Helping Self-Employed and Gig Workers Get Mortgages

Jul 19, 2022 | Blog, Mortgage

EPM
Many self-employed and gig workers avoid buying a home — or refinancing the home they already own — because they believe it is harder to get approved for a mortgage due to their employment status. Rather than enjoy the savings and stability of a mortgage loan with excellent terms, they suffer from pricey rentals or high interest rates.

Here is how you can help borrowers with less traditional employment records get approved for the right mortgage loan.

Help Them Gather Paperwork

One of the biggest obstacles is the necessary paperwork. It is easy for someone with a W-2 job to show their income over time – the yearly W-2 they receive from their employer shows everything a lender needs. However, a self-employed person will need to show their completed personal and business tax forms. Two years is the general recommendation, though you might ask your borrowers to have up to five years handy in case the lender needs more documentation.

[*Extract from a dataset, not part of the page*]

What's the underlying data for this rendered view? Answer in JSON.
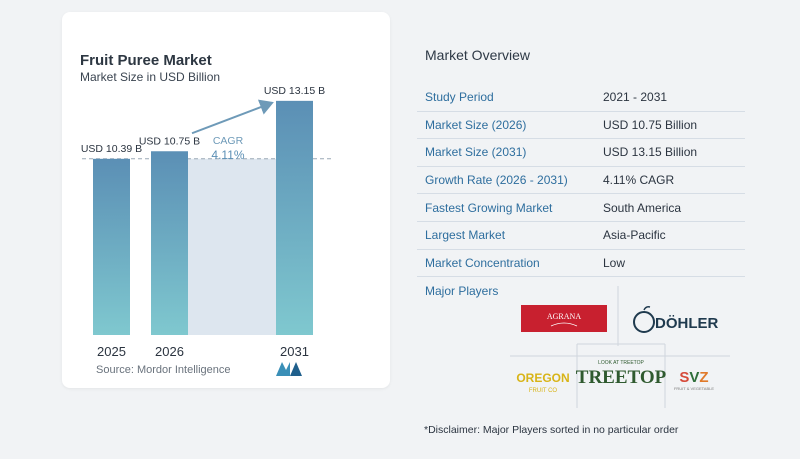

Additionally, the borrower will need to show documents related to the current business year, including their up-to-date business license, a profit-and-loss statement for the year, and documentation showing they remain in business and that their business provides enough income for the loan. An accountant with industry knowledge may need to create some of these items.

If the borrower’s income varies wildly, they might need to provide explanations of dips in income and the plan they have undertaken to avoid such slowdowns in the future.

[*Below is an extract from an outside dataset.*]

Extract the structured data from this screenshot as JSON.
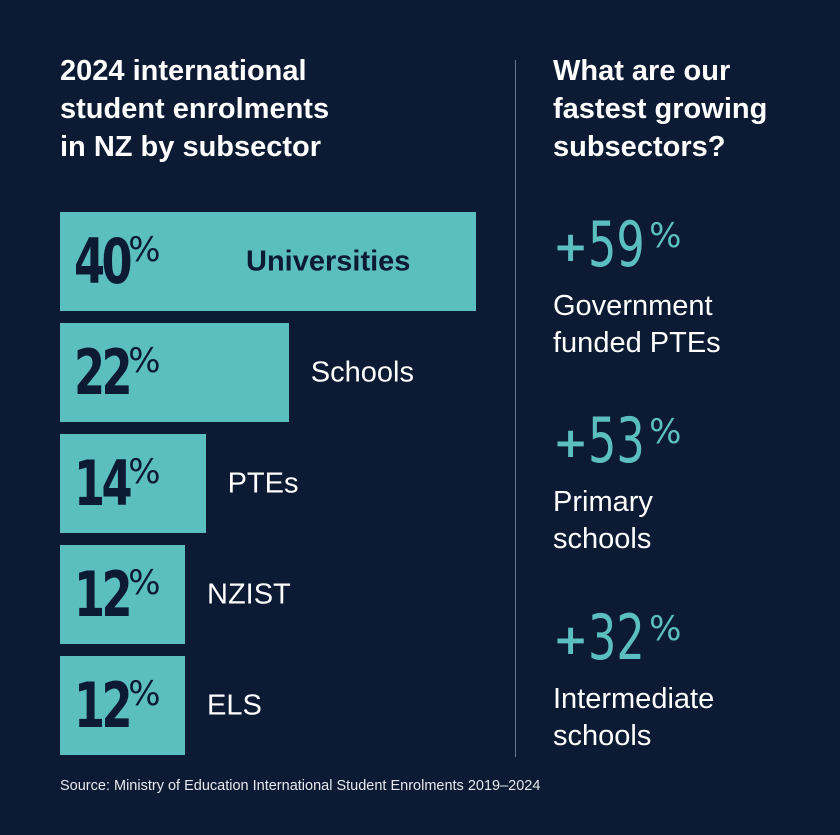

Ensure Their Credit is in Tip-Top Shape

Sometimes, when someone starts a business, they rely on personal credit to bridge the gap between W-2 employment and profitability. That can mean a period of high debt-to-income ratio (which may not be over, depending on how well the person’s business is doing and how long they’ve been in business) or missed payments when cash flow is low.

If your borrower has some credit blemishes, you might counsel them to wait until those drop off their credit report or they have at least a year of stellar payment history. If your borrower is carrying a lot of consumer debt, then they might want to focus on paying it off as much as possible before applying for a loan.

Work on Deductions

Savvy business owners typically take a lot of deductions to lower their taxable income and accurately represent their costs of doing business. However, lower than average taxable income can hurt someone applying for a loan, especially one as large and long-term as a mortgage. When you and your borrower are reviewing their tax forms, you might point out when the deductions they’ve taken can harm their chances and what they might want to do as they prepare their taxes going forward.

Explore Many Loan Types

Although most borrowers are in the market for a standard conforming 30-year mortgage, a different loan type might better serve self-employed borrowers. Depending on where your borrower is looking for a home, they might qualify for a USDA or FHA loan. If they’ve had prior military service, a VA loan might be the right option.

Although it can seem challenging for self-employed individuals to get approved for a mortgage, it is possible. It’s just a matter of educating them on what it takes.